In ANFS, the & prefix on filenames means "resolve relative to the User Root Directory (URD) rather than the Current Selected Directory (CSD)". When parse_access_prefix encounters a leading &, it strips the character and sets bit 6 of fs_lib_flags. Later, when save_net_tx_cb builds the packet for the file server, it checks bit 6 and substitutes the URD handle into the CSD handle slot of the command header. The file server then resolves the path relative to the user's root directory.

Commands like *RUN already handle the & prefix via parse_access_prefix. However, in 4.08.53, unrecognised star commands (FSCV code 3) are forwarded to the file server without prefix parsing. If a user types *&myfile (intending to run myfile from the user root directory), the raw &myfile string is sent to the file server, which does not understand the & prefix and returns an error.
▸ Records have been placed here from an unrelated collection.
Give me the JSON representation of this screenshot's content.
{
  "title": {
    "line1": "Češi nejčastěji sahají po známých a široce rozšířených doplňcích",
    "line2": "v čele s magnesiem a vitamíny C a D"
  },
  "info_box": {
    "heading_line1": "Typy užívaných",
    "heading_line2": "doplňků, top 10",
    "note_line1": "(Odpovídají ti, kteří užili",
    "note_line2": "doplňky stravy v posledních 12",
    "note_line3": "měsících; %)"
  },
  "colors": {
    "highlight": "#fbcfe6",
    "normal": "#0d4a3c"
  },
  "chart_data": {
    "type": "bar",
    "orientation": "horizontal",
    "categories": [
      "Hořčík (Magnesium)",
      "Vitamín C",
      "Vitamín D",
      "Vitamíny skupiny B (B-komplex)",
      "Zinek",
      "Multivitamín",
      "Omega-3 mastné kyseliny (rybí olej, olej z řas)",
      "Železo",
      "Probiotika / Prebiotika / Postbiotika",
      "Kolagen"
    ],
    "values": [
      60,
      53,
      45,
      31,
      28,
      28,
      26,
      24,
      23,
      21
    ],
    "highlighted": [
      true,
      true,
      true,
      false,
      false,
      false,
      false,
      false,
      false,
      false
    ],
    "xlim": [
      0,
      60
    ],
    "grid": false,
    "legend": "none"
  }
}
4.18 adds a check on this path:

.check_urd_prefix
    LDY #0
    LDA (fs_crc_lo),Y     ; Load first character of command
    CMP #&26              ; Is it '&'?
    BNE pass_send_cmd     ; No: forward to file server
    JMP fscv_2_star_run   ; Yes: divert to *RUN handler

Commands beginning with & are diverted to fscv_2_star_run, which calls parse_access_prefix to strip the prefix and set the URD flag before opening and running the file.
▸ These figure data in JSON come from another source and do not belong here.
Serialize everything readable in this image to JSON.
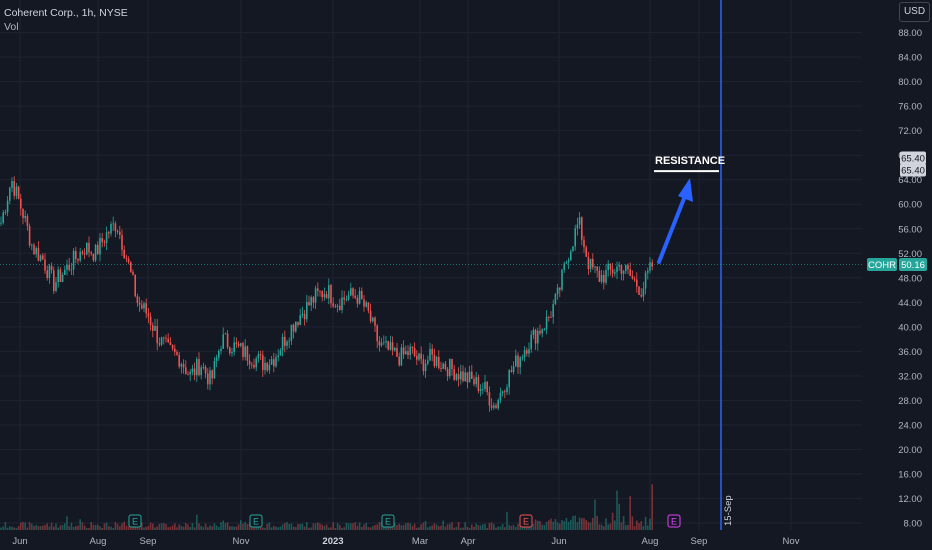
{
  "header": {
    "symbol_line": "Coherent Corp., 1h, NYSE",
    "volume_label": "Vol"
  },
  "currency_button": "USD",
  "price_scale": {
    "ticks": [
      "88.00",
      "84.00",
      "80.00",
      "76.00",
      "72.00",
      "68.00",
      "64.00",
      "60.00",
      "56.00",
      "52.00",
      "48.00",
      "44.00",
      "40.00",
      "36.00",
      "32.00",
      "28.00",
      "24.00",
      "20.00",
      "16.00",
      "12.00",
      "8.00"
    ]
  },
  "time_axis": {
    "labels": [
      {
        "text": "Jun",
        "bold": false
      },
      {
        "text": "Aug",
        "bold": false
      },
      {
        "text": "Sep",
        "bold": false
      },
      {
        "text": "Nov",
        "bold": false
      },
      {
        "text": "2023",
        "bold": true
      },
      {
        "text": "Mar",
        "bold": false
      },
      {
        "text": "Apr",
        "bold": false
      },
      {
        "text": "Jun",
        "bold": false
      },
      {
        "text": "Aug",
        "bold": false
      },
      {
        "text": "Sep",
        "bold": false
      },
      {
        "text": "Nov",
        "bold": false
      }
    ],
    "vertical_marker_label": "15-Sep"
  },
  "badges": {
    "symbol": "COHR",
    "last_price": "50.16",
    "resistance_price_1": "65.40",
    "resistance_price_2": "65.40"
  },
  "annotation": {
    "text": "RESISTANCE",
    "level": 65.4
  },
  "earnings_markers": [
    {
      "label": "E",
      "date": "2022-08",
      "color": "#26a69a"
    },
    {
      "label": "E",
      "date": "2022-11",
      "color": "#26a69a"
    },
    {
      "label": "E",
      "date": "2023-02",
      "color": "#26a69a"
    },
    {
      "label": "E",
      "date": "2023-05",
      "color": "#ef5350"
    },
    {
      "label": "E",
      "date": "2023-08",
      "color": "#e040fb"
    }
  ],
  "colors": {
    "background": "#141823",
    "up": "#26a69a",
    "down": "#ef5350",
    "marker_line": "#2962ff",
    "arrow": "#2962ff"
  },
  "chart_data": {
    "type": "line",
    "title": "Coherent Corp., 1h, NYSE",
    "xlabel": "",
    "ylabel": "",
    "ylim": [
      7,
      91
    ],
    "y_scale": "linear",
    "grid": true,
    "series": [
      {
        "name": "COHR",
        "x": [
          "2022-06-01",
          "2022-06-08",
          "2022-06-15",
          "2022-06-22",
          "2022-06-29",
          "2022-07-06",
          "2022-07-13",
          "2022-07-20",
          "2022-07-27",
          "2022-08-03",
          "2022-08-10",
          "2022-08-17",
          "2022-08-24",
          "2022-08-31",
          "2022-09-07",
          "2022-09-14",
          "2022-09-21",
          "2022-09-28",
          "2022-10-05",
          "2022-10-12",
          "2022-10-19",
          "2022-10-26",
          "2022-11-02",
          "2022-11-09",
          "2022-11-16",
          "2022-11-23",
          "2022-11-30",
          "2022-12-07",
          "2022-12-14",
          "2022-12-21",
          "2022-12-28",
          "2023-01-04",
          "2023-01-11",
          "2023-01-18",
          "2023-01-25",
          "2023-02-01",
          "2023-02-08",
          "2023-02-15",
          "2023-02-22",
          "2023-03-01",
          "2023-03-08",
          "2023-03-15",
          "2023-03-22",
          "2023-03-29",
          "2023-04-05",
          "2023-04-12",
          "2023-04-19",
          "2023-04-26",
          "2023-05-03",
          "2023-05-10",
          "2023-05-17",
          "2023-05-24",
          "2023-05-31",
          "2023-06-07",
          "2023-06-14",
          "2023-06-21",
          "2023-06-28",
          "2023-07-05",
          "2023-07-12",
          "2023-07-19",
          "2023-07-26",
          "2023-08-02",
          "2023-08-09"
        ],
        "values": [
          57,
          64,
          59,
          53,
          51,
          47,
          49,
          51,
          53,
          52,
          55,
          57,
          51,
          44,
          42,
          38,
          36,
          35,
          32,
          34,
          31,
          38,
          37,
          36,
          35,
          34,
          35,
          38,
          41,
          43,
          45,
          46,
          44,
          45,
          45,
          42,
          37,
          36,
          35,
          36,
          34,
          35,
          34,
          33,
          32,
          31,
          30,
          27,
          31,
          34,
          37,
          39,
          41,
          45,
          52,
          57,
          50,
          48,
          49,
          50,
          48,
          46,
          50
        ]
      }
    ],
    "price_range_last": [
      45.2,
      60.5
    ],
    "vertical_marker": "2023-09-15",
    "resistance_level": 65.4
  }
}
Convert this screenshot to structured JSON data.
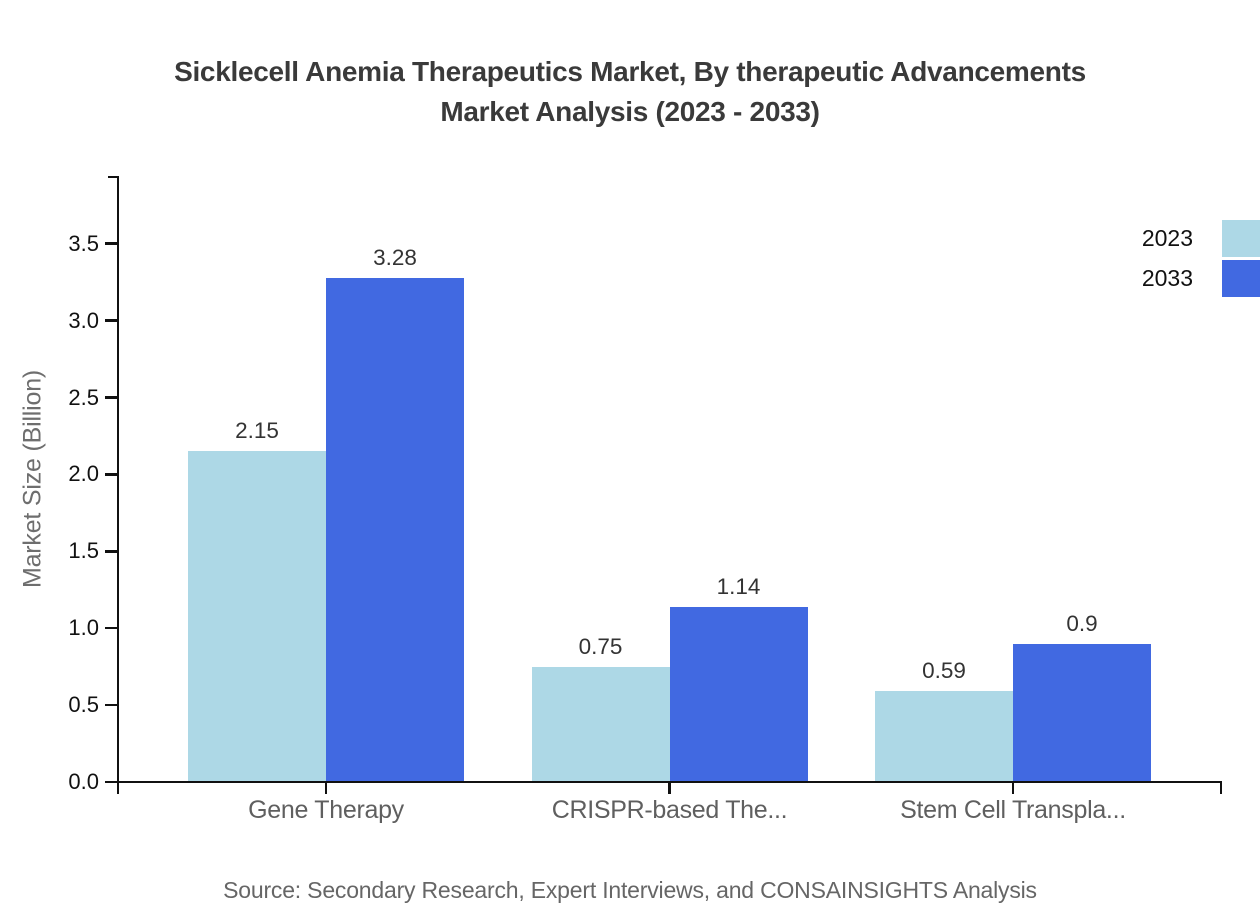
{
  "title": {
    "line1": "Sicklecell Anemia Therapeutics Market, By therapeutic Advancements",
    "line2": "Market Analysis (2023 - 2033)"
  },
  "source": "Source: Secondary Research, Expert Interviews, and CONSAINSIGHTS Analysis",
  "legend": {
    "items": [
      {
        "label": "2023",
        "color": "#ADD8E6"
      },
      {
        "label": "2033",
        "color": "#4169E1"
      }
    ]
  },
  "chart_data": {
    "type": "bar",
    "title": "Sicklecell Anemia Therapeutics Market, By therapeutic Advancements Market Analysis (2023 - 2033)",
    "categories": [
      "Gene Therapy",
      "CRISPR-based The...",
      "Stem Cell Transpla..."
    ],
    "series": [
      {
        "name": "2023",
        "color": "#ADD8E6",
        "values": [
          2.15,
          0.75,
          0.59
        ],
        "labels": [
          "2.15",
          "0.75",
          "0.59"
        ]
      },
      {
        "name": "2033",
        "color": "#4169E1",
        "values": [
          3.28,
          1.14,
          0.9
        ],
        "labels": [
          "3.28",
          "1.14",
          "0.9"
        ]
      }
    ],
    "xlabel": "",
    "ylabel": "Market Size (Billion)",
    "ylim": [
      0,
      3.93
    ],
    "yticks": [
      0,
      0.5,
      1,
      1.5,
      2,
      2.5,
      3,
      3.5
    ],
    "grid": false,
    "legend_position": "top-right",
    "background": "#ffffff",
    "axis_color": "#111111"
  }
}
11. FCB flush factored and optimised

4.08.53 contains ~80 bytes of inline code in done_find_write_fcb to save context, flush the FCB byte count to the file server, and restore context. 4.18 extracts this into two subroutines:

The factoring saves ~70 bytes in done_find_write_fcb (replaced by a single JSR flush_fcb_with_init) and the station-known shortcut avoids an unnecessary context save/restore cycle during heavy file I/O, where the station number is typically cached after the first write.

12. Redundant SEC removed

In the callback event handler, 4.08.53 has an explicit SEC before a subtraction loop that counts RXCB slots:

    ROR A                 ; Shift bit 0 into carry
    BCC discard_reset_rx  ; Bit 0 clear: skip
    SEC                   ; Set carry for subtraction
    LDA port_ws_offset
.loop_count_rxcb_slot
    INY
    SBC #&0C
    BCS loop_count_rxcb_slot

The SEC is redundant: if BCC was not taken, carry is already set. 4.18 removes it, saving 1 byte.
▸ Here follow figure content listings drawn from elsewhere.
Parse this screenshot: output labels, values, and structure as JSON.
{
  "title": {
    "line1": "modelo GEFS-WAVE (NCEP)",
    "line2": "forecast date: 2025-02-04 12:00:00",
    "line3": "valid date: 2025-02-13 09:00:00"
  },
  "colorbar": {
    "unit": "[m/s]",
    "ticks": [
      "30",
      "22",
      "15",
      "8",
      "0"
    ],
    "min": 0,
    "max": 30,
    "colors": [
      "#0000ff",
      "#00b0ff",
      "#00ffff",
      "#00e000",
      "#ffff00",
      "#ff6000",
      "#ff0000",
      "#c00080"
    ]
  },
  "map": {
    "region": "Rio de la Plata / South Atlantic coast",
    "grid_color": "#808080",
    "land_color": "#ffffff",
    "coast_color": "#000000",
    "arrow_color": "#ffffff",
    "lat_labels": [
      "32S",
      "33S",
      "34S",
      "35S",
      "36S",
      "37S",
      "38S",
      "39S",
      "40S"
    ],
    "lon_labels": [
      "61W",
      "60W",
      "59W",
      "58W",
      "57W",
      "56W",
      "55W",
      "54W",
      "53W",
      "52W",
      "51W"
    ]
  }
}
13. check_data_loss: scanning direction and pending flag preservation

4.08.53 scans FCB status bytes from slot &0F downward using DEX / BPL. 4.18 reverses the direction, scanning from negative offset &F0 upward:

    PHP                   ; Save pending operation flag
    BNE check_data_loss
    ...
.check_data_loss
    LDX #&F0              ; Start from negative offset
.loop_scan_channels
    ORA l0FC8,X           ; Address &0FC8+&F0 = &10B8
    INX
    BMI loop_scan_channels
    STX fs_eof_flags      ; Clear pending marker

The PHP before the branch preserves the pending operation flag (Z status) across the data loss check. In 4.08.53, the LDA fs_eof_flags result was consumed by the BNE without being preserved, and the value could be overwritten by the channel scan. After the scan, STX fs_eof_flags clears the pending marker, preventing the data loss check from retriggering on the next bye attempt.

14. Dead code removed

The unreferenced subroutine unused_clear_ws_78 (&B42F in 4.08.53), a 10-byte routine that cleared 120 bytes of workspace, is removed. It had been superseded by loop_zero_workspace which clears a full 256-byte page.

15. Small refactorings

Three small subroutines were extracted from inline code to save space:

Relocated code blocks

Block 4.08.53 source 4.18 source Runtime Size (4.08.53 / 4.18)
ZP/BRK &BEBF &BEC3 &0016 66 / 66 bytes
Page 4 &BF00 &BF04 &0400 256 / 252 bytes
Page 5 &BC90 &BC94 &0500 256 / 256 bytes
Page 6 &BD90 &BD94 &0600 256 / 256 bytes

All source addresses shift +4 bytes. The zero-page BRK handler block, page 5 (Tube host code), and page 6 (Econet protocol handlers) are byte-identical between versions. Page 4 shrinks by 4 bytes due to the OSBYTE &FD optimisation (change 2); the final 4 runtime bytes &04FC-&04FF are not initialised by the ROM copy loop.

Shifted address operands

All code throughout the ROM has shifted address operands due to the 5-byte title string insertion and cumulative effect of code insertions and deletions. The shifts are non-uniform, varying by region.